Brexit: União Europeia e Reino Unido não conseguiram chegar a qualquer acordo

O fantasma da saída sem acordo está a crescer a cada instante. A reunião de hoje só veio concluir que as posições estão praticamente inconciliáveis: o ‘Livro Branco’ de Theresa May, que fez os eurocéticos debandarem do seu governo, não agradou aos países da União.

© União Europeia

Theresa May está em maré de azar: a proposta que apresentou há poucos dias para solucionar o Brexit e encontrar uma saída suave para o Reino Unido não esclareceu as preocupações dos 27 Estados-membros – para além de ter anteriormente originado uma debandada dos eurocéticos do interior do seu governo.

A União Europeia adverte que o tempo para chegar a um acordo está esgotado e que como não houve acordo – especialmente no que diz respeito à questão irlandesa – os ministros dos Negócios Estrangeiros do agregado, reunidos em Bruxelas, europeus concordaram esta sexta-feira em acelerar os planos de contingência caso a negociação fracasse. Aparentemente, é o que vai suceder.

A fronteira entre a Irlanda, país da União Europeia e Irlanda do Norte, território britânico acompanha o Brexit, continua a ser o ponto mais difícil da agenda. Para evitar o controlo da fronteira que foi objeto de violência até há 20 anos atrás e durante décadas, a primeira-ministra Theresa May propôs um plano suave, mas teve de recuar face à onda de indignação vinda da parte dos eurocéticos.

O negociador europeu do Brexit, Michel Barnier, recorreu à linguagem diplomática para expressar a sua preocupação. “«Livro Branco’ de May levanta muitas questões. As propostas apresentadas devem ser viáveis ​​”, disse, citado pelas agências noticiosas, após a reunião realizada em Bruxelas. Barnier teme que, ao evitar tais controlos em bens entre Belfast e Irlanda, Londres tenha acesso ilimitado garantido ao mercado único sem aceitar as regras do jogo da União Europeia.

Mesmo assim, Barnier está ciente de que rejeitar a proposta de May a enfraquece em favor dos partidários da linha-dura dos conservadores, que são precisamente aqueles que a União Europeia não quer ver à frente das negociações. Nesse quadro, Barnier reconhece que o documento, que propõe uma espécie de área de livre comércio de bens entre o Reino Unido e os seus parceiros em que Londres aceita algumas regulamentações europeias, é “útil para negociar”.
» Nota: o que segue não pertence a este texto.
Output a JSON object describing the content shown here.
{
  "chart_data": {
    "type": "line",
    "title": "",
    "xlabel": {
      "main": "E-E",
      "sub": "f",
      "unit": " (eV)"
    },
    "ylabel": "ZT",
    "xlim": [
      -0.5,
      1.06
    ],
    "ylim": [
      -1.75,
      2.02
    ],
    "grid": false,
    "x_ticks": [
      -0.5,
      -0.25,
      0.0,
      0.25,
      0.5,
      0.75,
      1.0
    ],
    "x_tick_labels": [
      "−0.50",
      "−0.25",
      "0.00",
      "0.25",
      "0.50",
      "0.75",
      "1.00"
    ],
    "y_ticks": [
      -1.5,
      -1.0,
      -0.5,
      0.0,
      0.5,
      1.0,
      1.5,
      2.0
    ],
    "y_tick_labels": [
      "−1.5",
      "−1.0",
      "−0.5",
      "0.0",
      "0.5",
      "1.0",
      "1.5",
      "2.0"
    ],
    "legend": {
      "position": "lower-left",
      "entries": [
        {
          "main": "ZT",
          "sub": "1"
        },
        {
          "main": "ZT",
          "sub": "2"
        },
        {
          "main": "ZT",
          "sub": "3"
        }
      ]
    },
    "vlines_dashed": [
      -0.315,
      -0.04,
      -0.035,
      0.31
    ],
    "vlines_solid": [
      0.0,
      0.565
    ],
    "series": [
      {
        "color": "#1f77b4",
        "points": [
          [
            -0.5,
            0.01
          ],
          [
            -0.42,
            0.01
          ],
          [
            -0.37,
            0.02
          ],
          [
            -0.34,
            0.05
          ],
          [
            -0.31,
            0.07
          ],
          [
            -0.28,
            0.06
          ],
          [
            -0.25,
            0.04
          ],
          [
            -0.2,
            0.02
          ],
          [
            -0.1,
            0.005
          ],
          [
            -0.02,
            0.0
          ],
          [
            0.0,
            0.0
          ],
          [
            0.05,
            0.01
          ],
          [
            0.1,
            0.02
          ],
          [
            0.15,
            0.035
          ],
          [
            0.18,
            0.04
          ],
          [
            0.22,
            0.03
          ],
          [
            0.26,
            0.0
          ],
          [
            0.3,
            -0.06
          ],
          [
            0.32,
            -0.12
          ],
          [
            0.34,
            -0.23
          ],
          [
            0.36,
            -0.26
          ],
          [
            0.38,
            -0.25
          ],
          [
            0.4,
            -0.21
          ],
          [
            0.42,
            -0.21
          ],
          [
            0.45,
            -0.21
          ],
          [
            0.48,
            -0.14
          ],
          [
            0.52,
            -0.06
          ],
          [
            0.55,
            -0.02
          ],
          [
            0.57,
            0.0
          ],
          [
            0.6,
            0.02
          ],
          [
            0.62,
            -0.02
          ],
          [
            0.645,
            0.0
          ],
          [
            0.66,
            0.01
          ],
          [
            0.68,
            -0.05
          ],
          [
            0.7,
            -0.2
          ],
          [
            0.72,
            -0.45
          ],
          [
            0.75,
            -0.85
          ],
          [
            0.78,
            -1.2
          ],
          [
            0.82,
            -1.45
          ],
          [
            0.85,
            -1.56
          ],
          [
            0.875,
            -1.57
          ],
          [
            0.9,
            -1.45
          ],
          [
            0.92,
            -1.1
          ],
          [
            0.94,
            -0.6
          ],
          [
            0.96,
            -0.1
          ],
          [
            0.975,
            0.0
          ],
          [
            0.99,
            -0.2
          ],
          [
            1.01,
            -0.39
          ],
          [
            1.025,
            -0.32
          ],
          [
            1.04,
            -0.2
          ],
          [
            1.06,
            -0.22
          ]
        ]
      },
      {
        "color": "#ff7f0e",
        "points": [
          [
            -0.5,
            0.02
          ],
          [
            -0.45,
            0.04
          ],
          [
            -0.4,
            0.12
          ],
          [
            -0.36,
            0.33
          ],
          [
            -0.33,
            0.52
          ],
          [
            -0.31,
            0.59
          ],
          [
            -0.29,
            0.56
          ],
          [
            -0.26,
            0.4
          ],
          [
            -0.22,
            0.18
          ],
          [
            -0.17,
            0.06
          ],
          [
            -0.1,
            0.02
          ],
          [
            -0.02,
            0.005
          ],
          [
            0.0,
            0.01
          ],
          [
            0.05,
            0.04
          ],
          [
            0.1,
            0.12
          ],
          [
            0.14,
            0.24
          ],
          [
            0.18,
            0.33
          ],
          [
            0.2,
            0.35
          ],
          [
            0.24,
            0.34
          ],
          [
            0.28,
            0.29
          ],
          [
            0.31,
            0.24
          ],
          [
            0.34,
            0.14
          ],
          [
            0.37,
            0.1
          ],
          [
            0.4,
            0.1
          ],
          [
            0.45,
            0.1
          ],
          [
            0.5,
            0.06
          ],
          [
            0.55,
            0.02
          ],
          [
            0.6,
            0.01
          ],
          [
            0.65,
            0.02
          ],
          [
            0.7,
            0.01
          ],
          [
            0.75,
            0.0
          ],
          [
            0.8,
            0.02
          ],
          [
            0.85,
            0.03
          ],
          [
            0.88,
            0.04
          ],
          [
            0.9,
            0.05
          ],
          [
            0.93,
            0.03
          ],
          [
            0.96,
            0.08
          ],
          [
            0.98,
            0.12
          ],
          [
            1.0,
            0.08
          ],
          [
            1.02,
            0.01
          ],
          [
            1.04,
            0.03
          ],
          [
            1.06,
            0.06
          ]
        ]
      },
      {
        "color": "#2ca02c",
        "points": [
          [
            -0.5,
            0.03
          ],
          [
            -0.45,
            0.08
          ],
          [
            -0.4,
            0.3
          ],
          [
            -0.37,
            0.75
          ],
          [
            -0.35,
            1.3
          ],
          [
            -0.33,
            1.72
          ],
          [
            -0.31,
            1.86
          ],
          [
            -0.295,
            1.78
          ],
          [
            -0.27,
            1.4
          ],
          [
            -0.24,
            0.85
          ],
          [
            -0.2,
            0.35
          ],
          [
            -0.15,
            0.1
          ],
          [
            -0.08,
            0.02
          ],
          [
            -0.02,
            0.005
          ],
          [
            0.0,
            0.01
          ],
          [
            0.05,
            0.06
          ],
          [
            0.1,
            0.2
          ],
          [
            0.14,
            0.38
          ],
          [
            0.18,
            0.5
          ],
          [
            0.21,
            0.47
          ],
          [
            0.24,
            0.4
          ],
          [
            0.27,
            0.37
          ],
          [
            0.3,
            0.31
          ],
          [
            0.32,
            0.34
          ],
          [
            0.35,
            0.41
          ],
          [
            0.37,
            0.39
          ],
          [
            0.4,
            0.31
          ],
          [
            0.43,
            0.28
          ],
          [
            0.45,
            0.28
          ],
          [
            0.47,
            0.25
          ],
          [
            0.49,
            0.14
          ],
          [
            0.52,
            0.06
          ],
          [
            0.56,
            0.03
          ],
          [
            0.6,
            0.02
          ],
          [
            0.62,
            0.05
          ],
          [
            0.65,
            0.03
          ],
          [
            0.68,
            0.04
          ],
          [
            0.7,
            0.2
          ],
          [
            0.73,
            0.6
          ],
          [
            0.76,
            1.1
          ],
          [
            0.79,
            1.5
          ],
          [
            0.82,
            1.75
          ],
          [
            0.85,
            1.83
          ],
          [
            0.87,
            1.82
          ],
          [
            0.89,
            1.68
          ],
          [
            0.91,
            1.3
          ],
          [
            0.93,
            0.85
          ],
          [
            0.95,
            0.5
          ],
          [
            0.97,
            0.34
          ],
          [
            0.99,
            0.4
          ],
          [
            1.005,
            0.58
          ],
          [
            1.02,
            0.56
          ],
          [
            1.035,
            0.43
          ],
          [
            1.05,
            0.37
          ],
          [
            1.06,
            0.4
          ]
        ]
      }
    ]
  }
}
Seja como for, a preocupação com um Brexit sem um acordo continua a aumentar. “É difícil ser otimista nesses momentos de grande desafio. O tempo está a esgotar-se e estou a ficar um pouco nervoso”, admitiu o responsável pelos Assuntos Europeus do governo de ANgela Merkel, Michael Roth, no final da reunião.

A sua homóloga francesa, Nathalie Loiseau, seguiu o mesmo diapasão: “ninguém quer, mas é nossa responsabilidade preparar um Brexit sem acordo. É o que vamos fazer em França”.

Durante a reunião, que durou quase três horas, vários países alertaram para que este cenário é agora mais provável do que nunca, embora o enorme dano que causaria a ambos os lados aconselhasse a que as divergências fossem ultrapassadas.

Barnier evitou assumir o horizonte mais catastrófico, mas apresentou o plano de Bruxelas aos ministros para acelerar os preparativos para uma saída sem acordo. Embora o prazo oficial para fechar todo o pacote do Brexit outubro, o negociador-chefe do lado da União mostrou um pouco mais de flexibilidade. “Seria necessário chegar a um acordo ou verificar se não há opções antes de dezembro”, resumiu.